The week ended with – Thursday through Sunday – the Beaver Island Music Fest. Jen camped there, with friends she’d known since childhood, and listened to the music all weekend. I attended Thursday evening, with my grand-children, for some early entertainment and to visit with friends. We were home and in bed by 10:30, though. On Saturday, Jen took them again, for special activities planned for the children and burgers cooked on the grill at their camp-site. I took that opportunity for a long bath, a short nap and a frozen dinner all by myself.

Evenings, all week, we tried to fit as much in as possible…and we did pretty good! We went swimming at Donegal Bay, let the dogs swim at Fox Lake, walked the foot bridge down to Lake Michigan for an evening swim, dipped our toes in at Lake Genasereth, collected pretty stones from the beach at the Bill Wagner Memorial Campground and fought the big waves for hours at Iron Ore Bay. We climbed the historic lighthouse at the south end of the island. We visited my Aunt Katie, checked out her dogs, the gardens, pond, gravel pit and sheep on her property. All of the kids climbed the Giant Birch Tree, and all of them climbed the Big Rock. We climbed Mount Pisgah! Not really a mountain, but a sand dune with an elevation of 733 feet, it’s still quite a trek. We had a nice bonfire on Friday night, toasted marshmallows and made “s’more”s. We visited the Beaver Island Toy Museum on Saturday, where one dollar can still purchase dozens of items. The five dollar bill each of my grandchildren carried made choosing what to buy an almost insurmountable task!
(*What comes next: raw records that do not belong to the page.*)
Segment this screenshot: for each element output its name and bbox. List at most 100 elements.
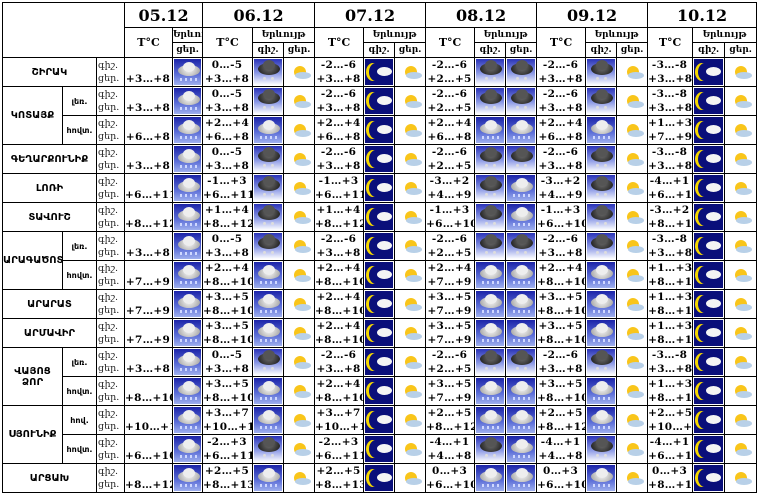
weather-cell [616,376,649,406]
weather-cell [616,347,649,377]
temp-night: -3…-8 [651,233,688,245]
temp-cell: +3…+5 +8…+10 [202,289,254,319]
temp-night: +2…+4 [316,378,361,390]
night-day-label: գիշ. ցեր. [95,86,126,116]
weather-cell [363,260,396,290]
snow-icon [587,59,616,85]
weather-cell [363,231,396,261]
partly-icon [285,407,314,433]
temp-cell: -2…-6 +2…+5 [425,144,476,174]
partly-icon [726,204,756,230]
weather-cell [692,434,726,464]
weather-cell [363,434,396,464]
temp-night: 0…+3 [432,465,468,477]
weather-cell [283,376,316,406]
weather-cell [724,202,757,232]
rain-icon [476,117,505,143]
temp-day: +8…+12 [537,421,586,433]
temp-cell: +1…+3 +8…+10 [647,376,694,406]
partly-icon [396,233,425,259]
temp-header: T°C [425,27,476,58]
snow-icon [587,349,616,375]
temp-day: +6…+8 [427,131,472,143]
day-label: ցեր. [98,421,120,432]
snow-icon [587,204,616,230]
weather-cell [616,202,649,232]
weather-cell [724,173,757,203]
day-label: ցեր. [98,247,120,258]
date-header: 05.12 [124,2,204,28]
weather-cell [394,405,427,435]
temp-cell: +3…+8 [124,231,174,261]
temp-night [126,88,172,102]
temp-day: +6…+8 [316,131,361,143]
weather-cell [585,318,618,348]
partly-icon [285,233,314,259]
night-label: գիշ. [98,147,119,158]
temp-night: +2…+4 [204,262,250,274]
temp-night: +1…+4 [204,204,250,216]
temp-day: +8…+10 [125,392,173,404]
weather-cell [172,318,204,348]
temp-cell: +2…+4 +7…+9 [425,260,476,290]
temp-night: -1…+3 [429,204,470,216]
partly-icon [726,146,756,172]
moon-icon [365,407,394,433]
temp-cell: +2…+4 +6…+8 [425,115,476,145]
date-header: 10.12 [647,2,757,28]
weather-cell [585,376,618,406]
weather-cell [616,173,649,203]
temp-header: T°C [647,27,694,58]
temp-day: +8…+12 [125,479,173,491]
weather-cell [724,318,757,348]
weather-cell [616,260,649,290]
partly-icon [726,88,756,114]
weather-cell [616,144,649,174]
region-name: ԿՈՏԱՅՔ [2,86,63,145]
phenomenon-header: Երևույթ [252,27,316,43]
snow-icon [254,175,283,201]
weather-cell [172,173,204,203]
temp-day: +8…+12 [426,421,475,433]
temp-night: +1…+4 [316,204,361,216]
table-row: ԿՈՏԱՅՔ լեռ. գիշ. ցեր. +3…+8 0…-5 +3…+8 -2…-6 +3… [2,86,757,145]
day-label: ցեր. [98,102,120,113]
temp-cell: +2…+4 +8…+10 [536,260,587,290]
snow-icon [507,146,536,172]
partly-icon [285,349,314,375]
temp-cell: +1…+3 +8…+10 [647,260,694,290]
temp-night: -2…-6 [431,88,468,100]
temp-day: +6…+8 [538,131,583,143]
temp-night: +2…+5 [648,407,693,419]
weather-cell [585,86,618,116]
weather-cell [692,318,726,348]
temp-cell: -4…+1 +6…+11 [647,173,694,203]
subregion-label: լեռ. [62,86,97,116]
moon-icon [694,436,724,462]
temp-cell: +3…+8 [124,144,174,174]
temp-night: -3…-8 [651,146,688,158]
temp-day: +8…+12 [125,218,173,230]
weather-cell [692,173,726,203]
weather-cell [363,347,396,377]
weather-cell [252,376,285,406]
temp-day: +2…+5 [427,363,472,375]
day-header: ցեր. [394,42,427,58]
temp-night: +2…+4 [427,262,472,274]
temp-cell: -2…-6 +3…+8 [314,144,365,174]
weather-cell [505,115,538,145]
temp-day: +3…+8 [648,160,693,172]
temp-cell: 0…-5 +3…+8 [202,347,254,377]
weather-cell [172,405,204,435]
temp-cell: +10…+13 [124,405,174,435]
temp-night: -4…+1 [429,436,470,448]
weather-cell [724,115,757,145]
partly-icon [396,291,425,317]
partly-icon [396,117,425,143]
temp-day: +3…+8 [316,160,361,172]
weather-cell [283,289,316,319]
moon-icon [694,378,724,404]
partly-icon [618,88,647,114]
temp-night: 0…+3 [652,465,688,477]
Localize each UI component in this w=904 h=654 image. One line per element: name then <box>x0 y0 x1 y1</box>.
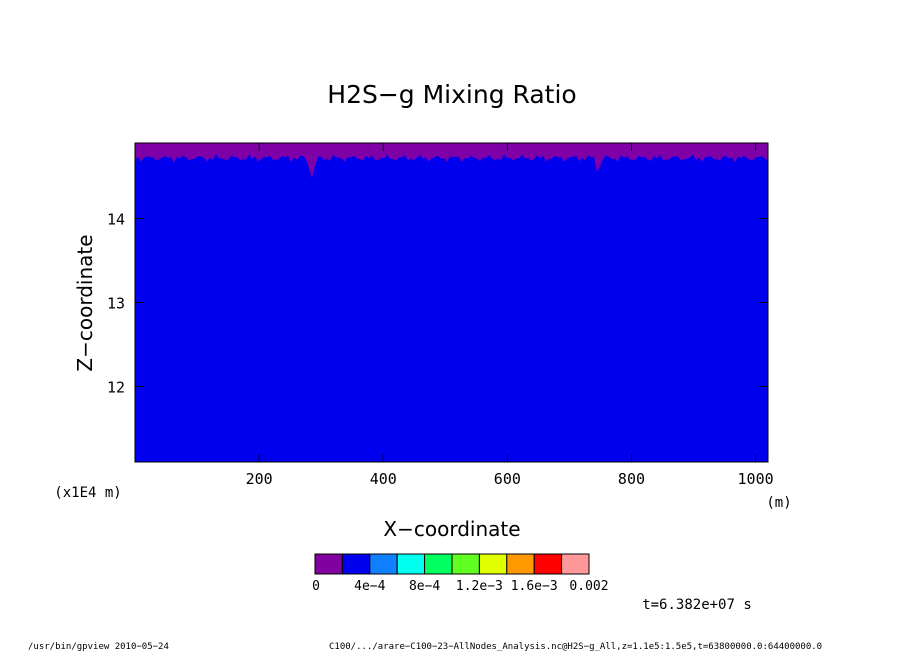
colorbar-swatch <box>396 553 426 575</box>
colorbar-label: 4e−4 <box>354 579 385 594</box>
colorbar-swatch <box>314 553 343 575</box>
colorbar-label: 0.002 <box>569 579 608 594</box>
colorbar-swatch <box>369 553 398 575</box>
x-tick-label: 1000 <box>738 470 774 488</box>
colorbar-swatch <box>506 553 535 575</box>
colorbar-label: 0 <box>312 579 320 594</box>
colorbar-swatch <box>533 553 563 575</box>
x-axis-label: X−coordinate <box>383 517 520 541</box>
time-label: t=6.382e+07 s <box>642 597 752 613</box>
y-tick-label: 12 <box>107 378 125 396</box>
chart-title: H2S−g Mixing Ratio <box>327 80 576 109</box>
field-region-low <box>135 143 768 462</box>
colorbar-swatch <box>478 553 508 575</box>
x-tick-label: 200 <box>246 470 273 488</box>
x-axis-unit: (m) <box>766 495 791 511</box>
y-axis-unit: (x1E4 m) <box>54 485 121 501</box>
colorbar <box>314 553 590 575</box>
x-tick-label: 800 <box>618 470 645 488</box>
footer-program: /usr/bin/gpview 2010−05−24 <box>28 642 169 652</box>
colorbar-swatch <box>451 553 480 575</box>
field-region-high <box>135 143 768 179</box>
y-tick-label: 14 <box>107 211 125 229</box>
footer-source: C100/.../arare−C100−23−AllNodes_Analysis… <box>329 642 823 652</box>
x-axis-ticks: 200 400 600 800 1000 <box>246 143 774 488</box>
colorbar-label: 8e−4 <box>409 579 440 594</box>
colorbar-label: 1.2e−3 <box>456 579 503 594</box>
x-tick-label: 400 <box>370 470 397 488</box>
x-tick-label: 600 <box>494 470 521 488</box>
colorbar-label: 1.6e−3 <box>511 579 558 594</box>
y-tick-label: 13 <box>107 295 125 313</box>
colorbar-labels: 0 4e−4 8e−4 1.2e−3 1.6e−3 0.002 <box>312 579 608 594</box>
plot-area <box>134 142 769 463</box>
colorbar-swatch <box>561 553 590 575</box>
y-axis-label: Z−coordinate <box>73 234 97 371</box>
colorbar-swatch <box>341 553 371 575</box>
colorbar-swatch <box>424 553 453 575</box>
y-axis-ticks: 12 13 14 <box>107 211 768 396</box>
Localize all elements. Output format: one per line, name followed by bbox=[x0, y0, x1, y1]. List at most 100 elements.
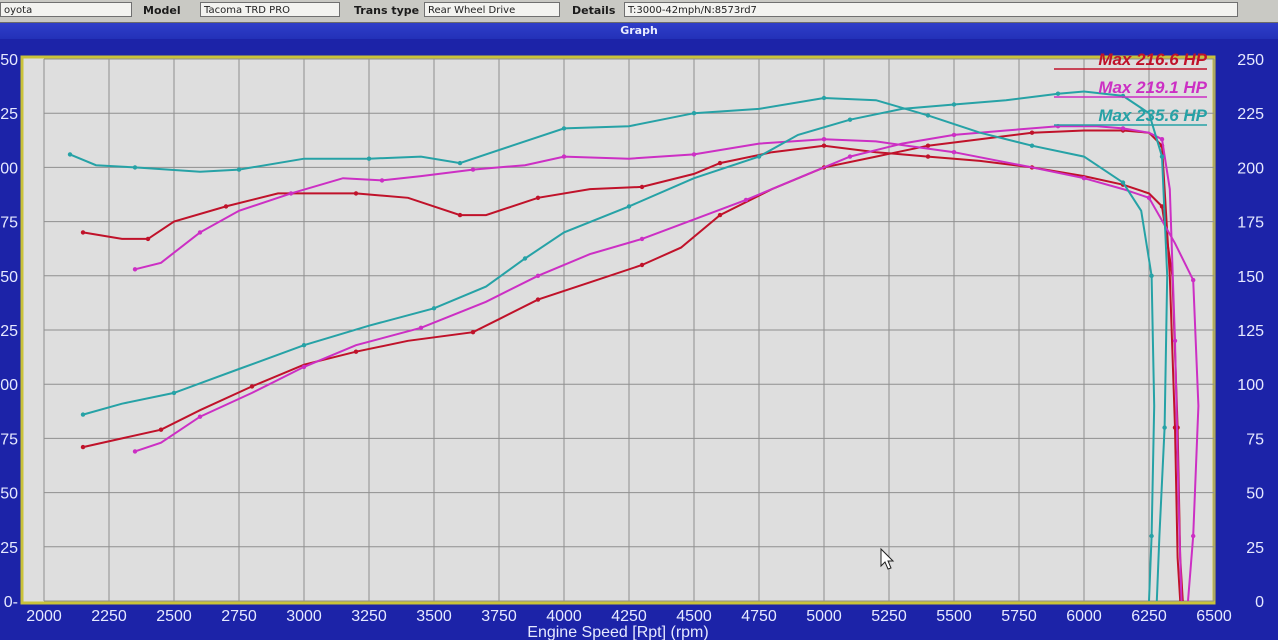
series-2-power-point bbox=[1172, 338, 1178, 343]
x-tick-label: 3500 bbox=[416, 608, 452, 625]
right-y-tick-label: 75 bbox=[1246, 431, 1264, 448]
model-label: Model bbox=[143, 4, 181, 17]
series-1-power-point bbox=[1029, 130, 1035, 135]
series-2-torque-point bbox=[470, 167, 476, 172]
series-2-torque-point bbox=[561, 154, 567, 159]
series-1-torque-point bbox=[535, 195, 541, 200]
series-2-power-point bbox=[197, 414, 203, 419]
series-1-torque-point bbox=[145, 236, 151, 242]
left-y-tick-label: 175 bbox=[0, 215, 18, 232]
right-y-tick-label: 250 bbox=[1237, 52, 1264, 69]
series-3-torque-point bbox=[691, 111, 697, 116]
x-tick-label: 5000 bbox=[806, 608, 842, 625]
trans-type-field[interactable]: Rear Wheel Drive bbox=[424, 2, 560, 17]
x-tick-label: 5750 bbox=[1001, 608, 1037, 625]
series-1-torque-point bbox=[223, 204, 229, 209]
series-1-power-point bbox=[639, 262, 645, 268]
series-1-power-point bbox=[249, 384, 255, 389]
right-y-tick-label: 225 bbox=[1237, 106, 1264, 123]
graph-title: Graph bbox=[620, 24, 658, 37]
series-3-torque-point bbox=[925, 113, 931, 118]
make-field[interactable]: oyota bbox=[0, 2, 132, 17]
series-3-power-point bbox=[171, 390, 177, 396]
series-3-power-point bbox=[80, 412, 86, 417]
series-3-power-point bbox=[1159, 154, 1165, 159]
series-3-torque-point bbox=[236, 167, 242, 172]
series-3-power-line bbox=[82, 90, 1169, 602]
series-2-power-point bbox=[847, 154, 853, 159]
x-tick-label: 4250 bbox=[611, 608, 647, 625]
series-3-power-point bbox=[1162, 425, 1167, 430]
x-tick-label: 6250 bbox=[1131, 608, 1167, 625]
right-y-tick-label: 200 bbox=[1237, 160, 1264, 177]
legend-entry-1: Max 216.6 HP bbox=[1098, 50, 1207, 69]
right-y-tick-label: 150 bbox=[1237, 269, 1264, 286]
left-y-tick-label: 100 bbox=[0, 377, 18, 394]
mouse-pointer-icon bbox=[880, 547, 895, 570]
series-2-torque-point bbox=[1191, 277, 1196, 283]
series-2-torque-point bbox=[288, 191, 294, 196]
series-3-power-point bbox=[951, 102, 957, 107]
left-y-tick-label: 125 bbox=[0, 323, 18, 340]
series-1-torque-point bbox=[457, 212, 463, 218]
legend-entry-2: Max 219.1 HP bbox=[1098, 78, 1207, 97]
graph-title-bar: Graph bbox=[0, 23, 1278, 39]
model-field[interactable]: Tacoma TRD PRO bbox=[200, 2, 340, 17]
series-2-power-point bbox=[951, 132, 957, 138]
x-tick-label: 6000 bbox=[1066, 608, 1102, 625]
x-tick-label: 5500 bbox=[936, 608, 972, 625]
series-1-power-point bbox=[717, 212, 723, 218]
x-tick-label: 5250 bbox=[871, 608, 907, 625]
x-tick-label: 3750 bbox=[481, 608, 517, 625]
series-1-power-point bbox=[80, 444, 86, 450]
series-2-power-point bbox=[1159, 137, 1165, 142]
series-3-power-point bbox=[1055, 91, 1061, 96]
right-y-axis: 0 25 50 75 100 125 150 175 200 225 250 bbox=[1237, 52, 1264, 611]
right-y-tick-label: 50 bbox=[1246, 486, 1264, 503]
x-tick-label: 2000 bbox=[26, 608, 62, 625]
series-1-torque-point bbox=[717, 160, 723, 166]
series-3-torque-point bbox=[457, 160, 463, 166]
legend-entry-3: Max 235.6 HP bbox=[1098, 106, 1207, 125]
legend: Max 216.6 HP Max 219.1 HP Max 235.6 HP bbox=[1054, 50, 1208, 126]
left-y-tick-label: 225 bbox=[0, 106, 18, 123]
series-3-torque-point bbox=[1120, 180, 1126, 185]
series-3-torque-point bbox=[1149, 533, 1154, 539]
right-y-tick-label: 0 bbox=[1255, 594, 1264, 611]
series-1-torque-point bbox=[80, 230, 86, 235]
series-3-torque-point bbox=[67, 152, 73, 157]
series-3-torque-point bbox=[1149, 273, 1154, 278]
left-y-tick-label: 150 bbox=[0, 269, 18, 286]
series-3-power-point bbox=[522, 256, 528, 261]
series-2-power-point bbox=[535, 273, 541, 278]
dyno-chart: 0- 25 50 75 100 125 150 175 200 225 250 0 25 50 75 100… bbox=[0, 50, 1264, 640]
x-tick-label: 3000 bbox=[286, 608, 322, 625]
series-1-torque-point bbox=[639, 184, 645, 190]
series-2-power-point bbox=[743, 197, 749, 203]
x-axis-label: Engine Speed [Rpt] (rpm) bbox=[527, 624, 708, 640]
vehicle-info-bar: oyota Model Tacoma TRD PRO Trans type Re… bbox=[0, 0, 1278, 23]
x-tick-label: 2500 bbox=[156, 608, 192, 625]
series-2-torque-point bbox=[951, 150, 957, 155]
left-y-tick-label: 25 bbox=[0, 540, 18, 557]
x-tick-label: 4500 bbox=[676, 608, 712, 625]
left-y-axis: 0- 25 50 75 100 125 150 175 200 225 250 bbox=[0, 52, 18, 611]
left-y-tick-label: 50 bbox=[0, 486, 18, 503]
x-tick-label: 6500 bbox=[1196, 608, 1232, 625]
series-3-power-point bbox=[301, 343, 307, 348]
details-field[interactable]: T:3000-42mph/N:8573rd7 bbox=[624, 2, 1238, 17]
series-3-torque-point bbox=[366, 156, 372, 161]
series-3-torque-point bbox=[561, 126, 567, 131]
right-y-tick-label: 175 bbox=[1237, 215, 1264, 232]
series-1-torque-point bbox=[353, 191, 359, 196]
left-y-tick-label: 200 bbox=[0, 160, 18, 177]
series-1-power-point bbox=[470, 330, 476, 335]
right-y-tick-label: 125 bbox=[1237, 323, 1264, 340]
series-2-torque-point bbox=[691, 152, 697, 157]
details-label: Details bbox=[572, 4, 616, 17]
x-axis: 2000 2250 2500 2750 3000 3250 3500 3750 4000 4250… bbox=[26, 608, 1232, 625]
series-3-torque-line bbox=[69, 96, 1156, 602]
series-2-power-point bbox=[1120, 126, 1126, 131]
series-2-power-point bbox=[301, 364, 307, 370]
series-1-torque-point bbox=[925, 154, 931, 159]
Every day we walked the dogs. Sometimes with only one grandchild, sometimes with two or three. One special day, Jen and I walked. Every night, Rosa went bed-to-bed, visiting each child. Whichever one woke up with her would say, “Rosa slept with me all night!”. I’d reply, “Rosa loves you”. Clover usually crowded in with me, but both dogs loved having the children around. More games, more hugs, more attention…I woke up each morning to the sound of their wagging tails as they woke and remembered that “kids are here!”

I worked two jobs each day on Sunday, Monday and Tuesday, then had the rest of the week off. Sunday was a sad good-bye, and back to work for me. The house seems empty, and the dogs are hanging their heads. I slept twelve solid hours last night. It was a wonderful week!